I started working on bimetallic catalysts during my PhD research in the Department of Chemical Engineering, Middle East Technical University (Ankara-Turkey), under the supervision of Prof. Timur Dogu and co-supervision of Prof. Gulsen Dogu of Gazi University (Ankara-Turkey). My thesis was based on the development of active and stable bimetallic catalysts for steam reforming of ethanol for hydrogen production.

As a visiting scholar at the Iowa State University, I worked on a collaborative project between Prof. Brent Shank's Group and Prof. James A. Dumesic's Group. In this collaborative project, I synthesized bifunctional SBA-15 supported catalysts comprising of both acidic and basic sites. In parallel, I also worked on synthesizing a hydrophobic, SBA-15 supported Pt catalyst for the production of hydroxymethylfurfural (HMF) from glucose in a biphasic system.

During my postdoctoral research with Prof. James A. Dumesic, I worked on diverse projects including both homogeneous and heterogeneous catalysis. I worked on understanding the kinetics of dehydration of the hemicellulose fraction of biomass, primarily xylose, using a biomass-derived solvent, gamma-valerolactone (GVL), and I investigated the hydrogenation of furfural to form furfuryl alcohol with copper based catalysts which where stabilized by atomic layer deposition of MgO_x and AlO_x.

During my tenure as a post-doctoral researcher, I developed new methods for synthesizing supported bimetallic catalysts using controlled surface reactions (CSR). I prepared and characterized bimetallic catalysts by a new synthesis protocol developed in our group, and I studied these catalysts for hydrogenolysis of 2-(hydroxymethyl)tetrahydropyran ¹. I also worked on using these well-defined and characterized catalysts to study their improved activity for industrially relevant reactions, including the water gas shift reaction and higher alcohol synthesis from syngas. Currently, I am using the CSR technique for the synthesis of ternary systems.

During my graduate studies in the Department of Chemical Engineering at the Middle East Technical University, I worked extensively as a teaching assistant. I was a teaching assistant for all of the core chemical engineering courses both at the undergraduate and graduate levels (Chemical Process Calculations, Fluid Mechanics, Chemical Reaction Engineering, Thermodynamics, Mass Transfer and Separation Processes, Heat Transfer, Reactor Design, etc.) and chemical engineering laboratory courses (Chemical Engineering Laboratory I-II). I also mentored undergraduate students working in our group for their research projects. During these teaching assistantship experiences, I always enjoyed teaching and simultaneously learning from these enriching experiences.

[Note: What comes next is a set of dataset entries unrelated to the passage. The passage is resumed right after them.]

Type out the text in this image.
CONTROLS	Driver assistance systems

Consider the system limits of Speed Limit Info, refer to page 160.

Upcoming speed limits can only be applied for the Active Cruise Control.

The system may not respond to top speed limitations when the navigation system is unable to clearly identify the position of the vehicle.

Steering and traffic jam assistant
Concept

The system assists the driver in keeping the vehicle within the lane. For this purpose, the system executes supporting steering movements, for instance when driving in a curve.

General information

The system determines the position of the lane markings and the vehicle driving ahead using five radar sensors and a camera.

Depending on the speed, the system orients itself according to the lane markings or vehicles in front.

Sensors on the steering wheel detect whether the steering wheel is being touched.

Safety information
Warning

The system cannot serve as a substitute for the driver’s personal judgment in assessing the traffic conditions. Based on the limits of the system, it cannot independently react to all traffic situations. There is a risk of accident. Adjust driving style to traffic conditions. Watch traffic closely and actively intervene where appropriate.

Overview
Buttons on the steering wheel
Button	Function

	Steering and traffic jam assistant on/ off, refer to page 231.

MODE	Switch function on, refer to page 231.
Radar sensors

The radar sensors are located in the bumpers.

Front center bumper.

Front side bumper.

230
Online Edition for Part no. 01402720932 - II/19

For my future career, the ultimate goal of my research is to use my experience in synthesis and characterization of heterogeneous catalysts. Developing the CSR technique was important because conventional synthesis methods for the preparation of bimetallic catalysts can complicate the analysis of experimental data to elucidate the nature of the active sites. The procedure is well-suited for extension to ternary systems that can potentially enable us to bring together less compatible components for catalytic property enhancement. These materials are also ideal for comparison with theoretical studies targeted for discovery, development and understanding of supported bimetallic catalysts. Relevant reactions for producing value added chemicals from biomass derived compounds are hydrogenolysis of polyols, hydrodeoxygenation of aromatic alcohols, and reduction of 3-hydroxypropionic acid to 1,3 propanediol.

Reference:

1. Hakim S.H., Sener C., Alba-Rubio A.C., Gostanian T.M., O’Neill B.J., Ribeiro F.H., Miller J.T., Dumesic J.A., “Synthesis of Supported Bimetallic Nanoparticles with Controlled Size and Composition Distributions for Active Site Elucidation”, Journal of Catalysis,328, 75-90 (2015).